A entidade destaca que os padrões de crueldade, a motivação discriminatória e a forma como os crimes são cometidos permanecem semelhantes aos de anos anteriores.

Interiorização da violência

Um dos pontos centrais do dossiê é a interiorização da violência. Em 2025, 67,5% dos assassinatos ocorreram em cidades do interior, enquanto 32,5% foram registrados nas capitais. A associação aponta que esse deslocamento territorial da violência agrava a invisibilidade dos casos.

Em municípios do interior, o acesso a redes de apoio, serviços especializados e cobertura da imprensa é ainda mais restrito. Esse cenário dificulta a catalogação das mortes e sugere que a redução de registros em determinadas regiões pode ser consequência do isolamento geográfico das vítimas, e não da diminuição da violência.

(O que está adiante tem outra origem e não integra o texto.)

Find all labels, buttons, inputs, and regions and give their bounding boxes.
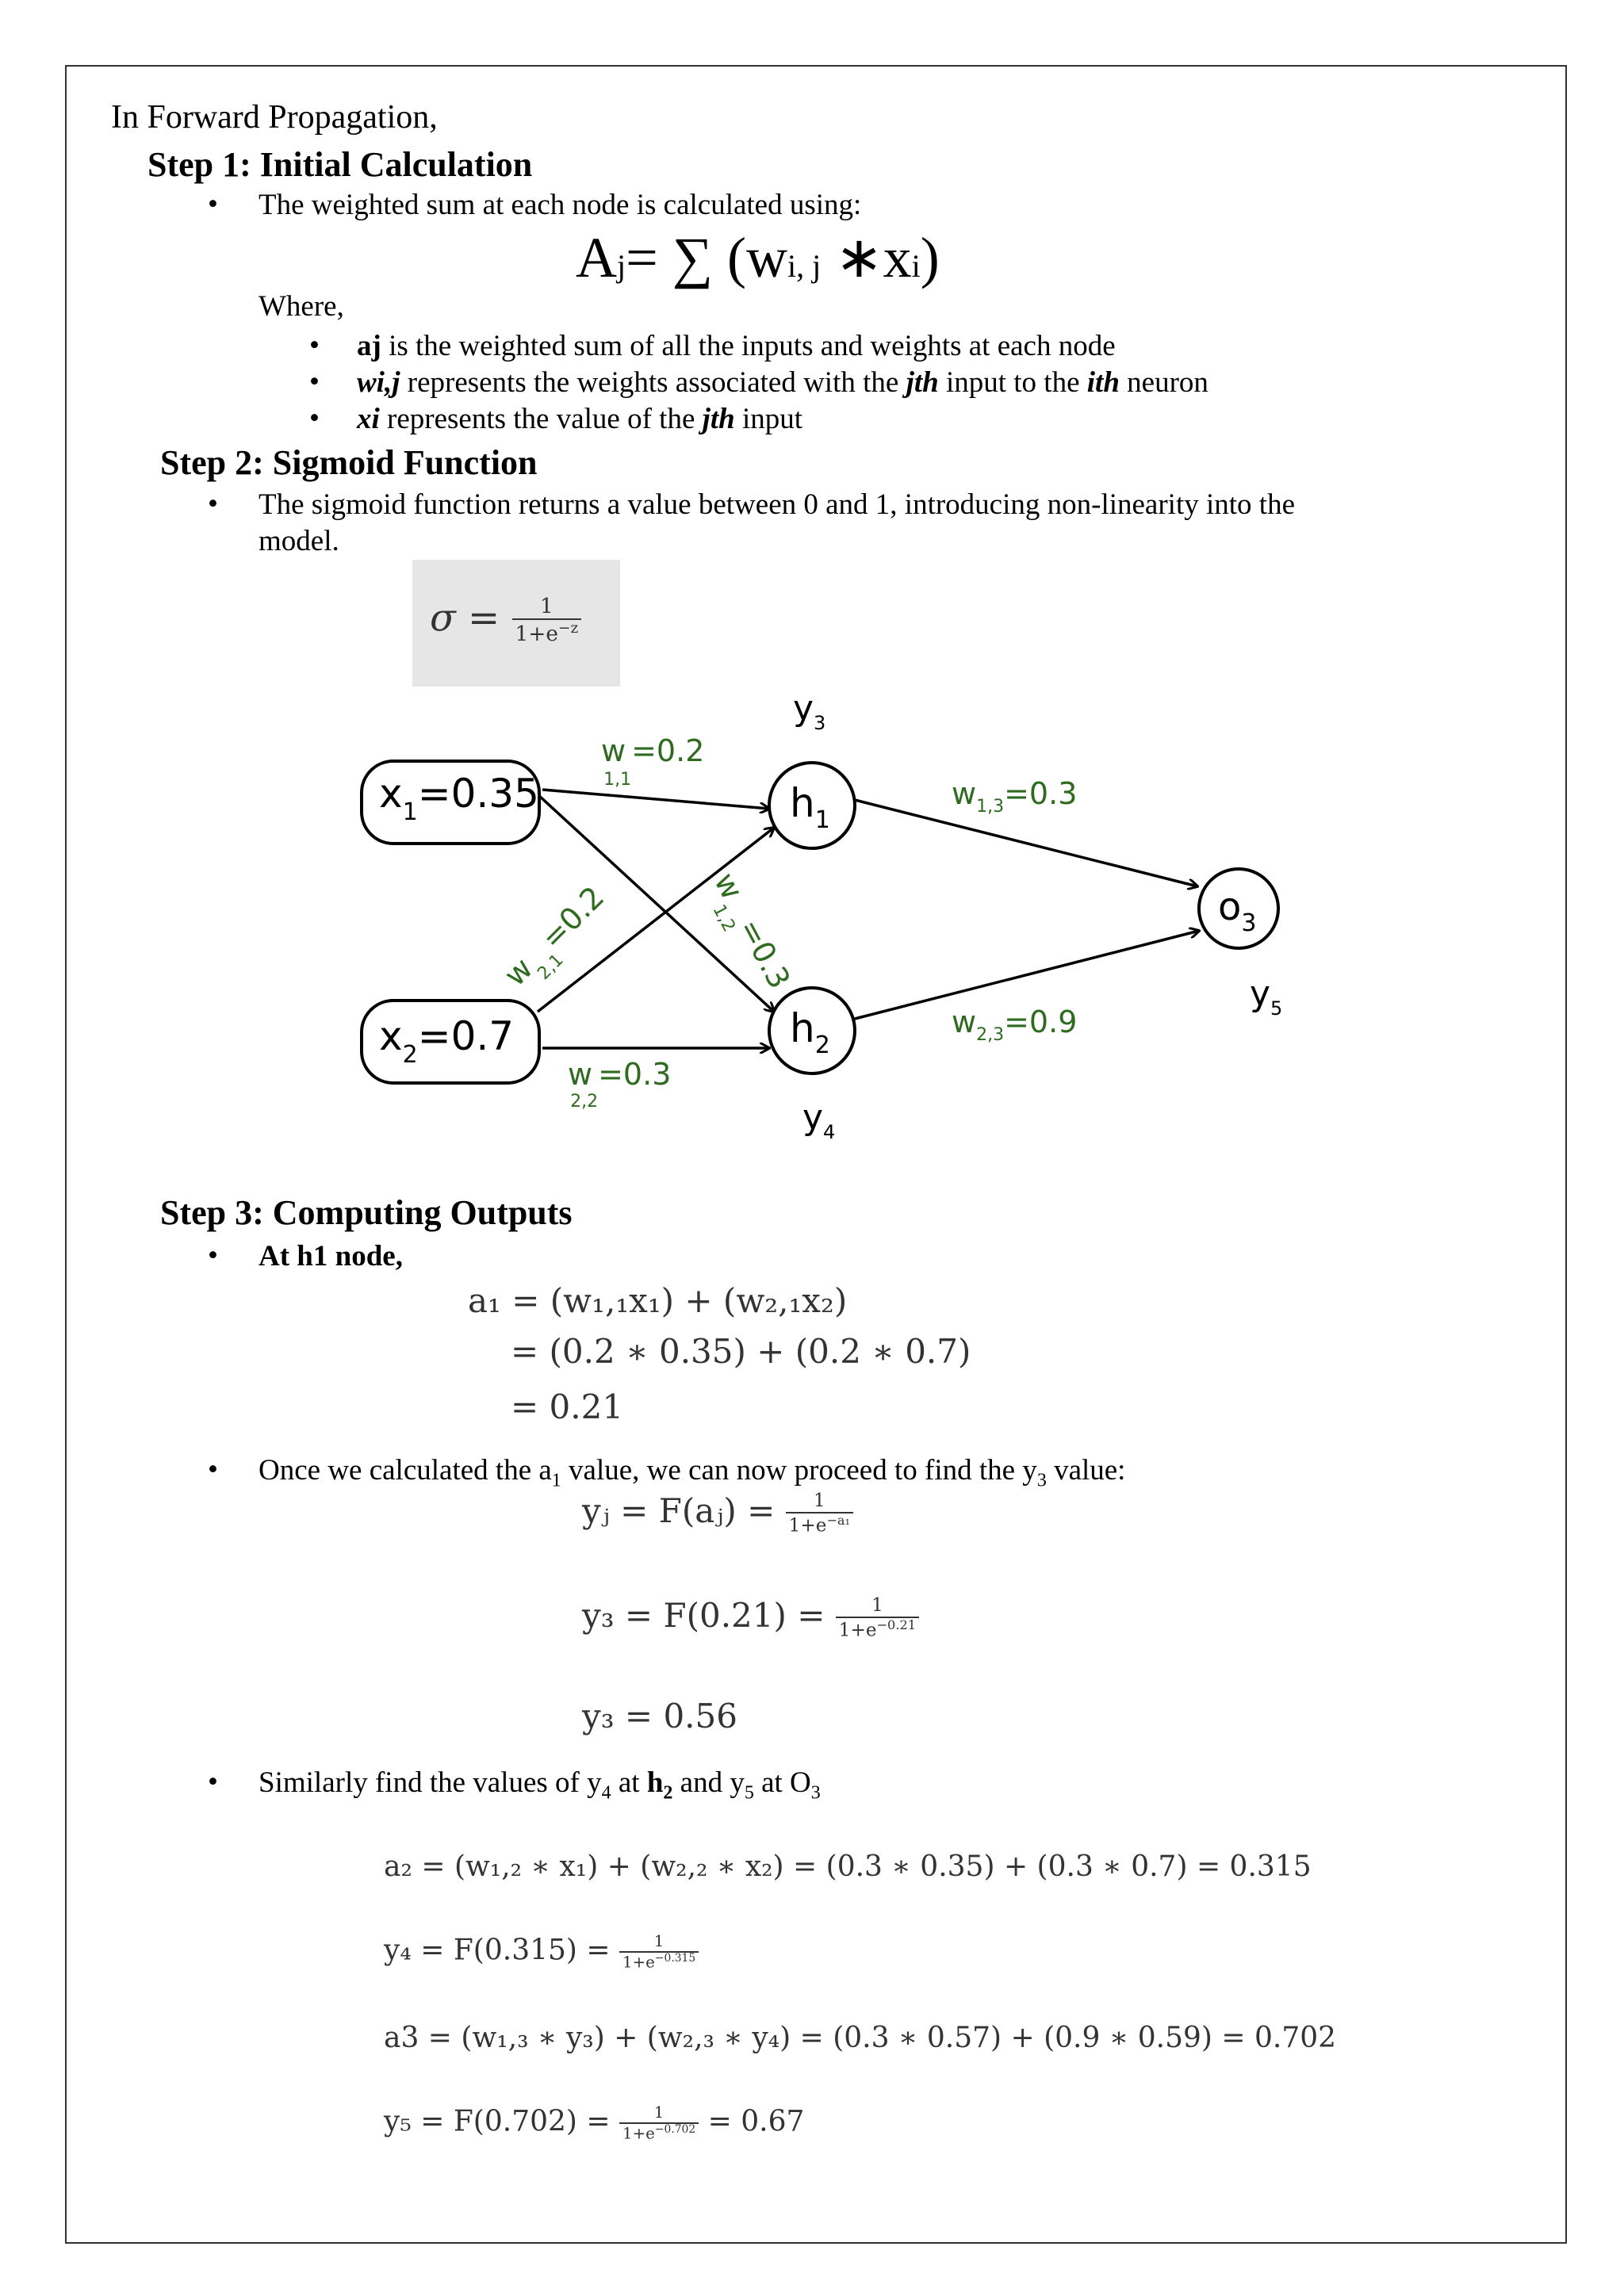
formula-i: i [911, 248, 921, 284]
weight-w11: w 1,1=0.2 [601, 733, 705, 790]
step2-heading: Step 2: Sigmoid Function [160, 443, 538, 482]
step1-heading: Step 1: Initial Calculation [147, 145, 533, 184]
yj-formula: yⱼ = F(aⱼ) = $\frac{1}{1+e^{-a_1}}$ [582, 1490, 853, 1536]
weight-w23: $w_{2,3}=0.9$ [952, 1004, 1078, 1045]
label-y3: $y_3$ [793, 688, 826, 734]
formula-x: x [883, 226, 912, 289]
bullet-dot: • [309, 402, 320, 434]
a2-formula: a₂ = (w₁,₂ ∗ x₁) + (w₂,₂ ∗ x₂) = (0.3 ∗ 0.35) + (0.3 ∗ 0.7) = 0.315 [384, 1850, 1312, 1883]
node-h1-label: $h_1$ [790, 780, 830, 834]
node-h2-label: $h_2$ [790, 1005, 830, 1059]
weight-w13: $w_{1,3}=0.3$ [952, 776, 1078, 817]
sigmoid-formula: σ = $\frac{1}{1+e^{-z}}$ [430, 595, 581, 647]
step2-line2: model. [259, 525, 339, 557]
y3-result: y₃ = 0.56 [582, 1697, 737, 1735]
weight-w21: $w_{2,1}=0.2$ [497, 879, 611, 993]
formula-ij: i, j [787, 248, 822, 284]
node-x2-label: $x_2=0.7$ [379, 1013, 515, 1069]
y5-formula: y₅ = F(0.702) = $\frac{1}{1+e^{-0.702}}$ = 0.67 [384, 2103, 805, 2143]
def-aj: aj is the weighted sum of all the inputs and weights at each node [357, 330, 1116, 362]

Distribuição por estado em 2025

O dossiê apresenta a seguinte distribuição dos assassinatos de pessoas trans por estado em 2025:

  • Minas Gerais e Ceará: 8 casos
  • Bahia e Pernambuco: 7
  • Goiás, Maranhão e Pará: 5 casos
  • Paraíba, Paraná, Rio Grande do Norte e São Paulo: 4 casos
  • Rio de Janeiro e Mato Grosso: 3 casos
  • Alagoas, Distrito Federal, Espírito Santo e Mato Grosso do Sul: 2 casos
  • Amazonas, Amapá, Rio Grande do Sul, Santa Catarina, Sergipe: 1 caso
  • Acre, Piauí, Rondônia, Roraima e Tocantins: 0 casos

Janeiro Lilás

O levantamento é divulgado em um contexto de mobilização nacional marcado pelo Janeiro Lilás, campanha dedicada à visibilidade, à conscientização e ao enfrentamento da transfobia e da violência contra pessoas trans e travestis. 

Ao longo do mês, entidades da sociedade civil, coletivos e instituições públicas promovem ações educativas, debates e atividades voltadas à defesa de direitos e à valorização da vida da população trans, reforçando a importância da produção de dados, do monitoramento contínuo da violência e da formulação de políticas públicas capazes de garantir proteção, cidadania e acesso a direitos fundamentais.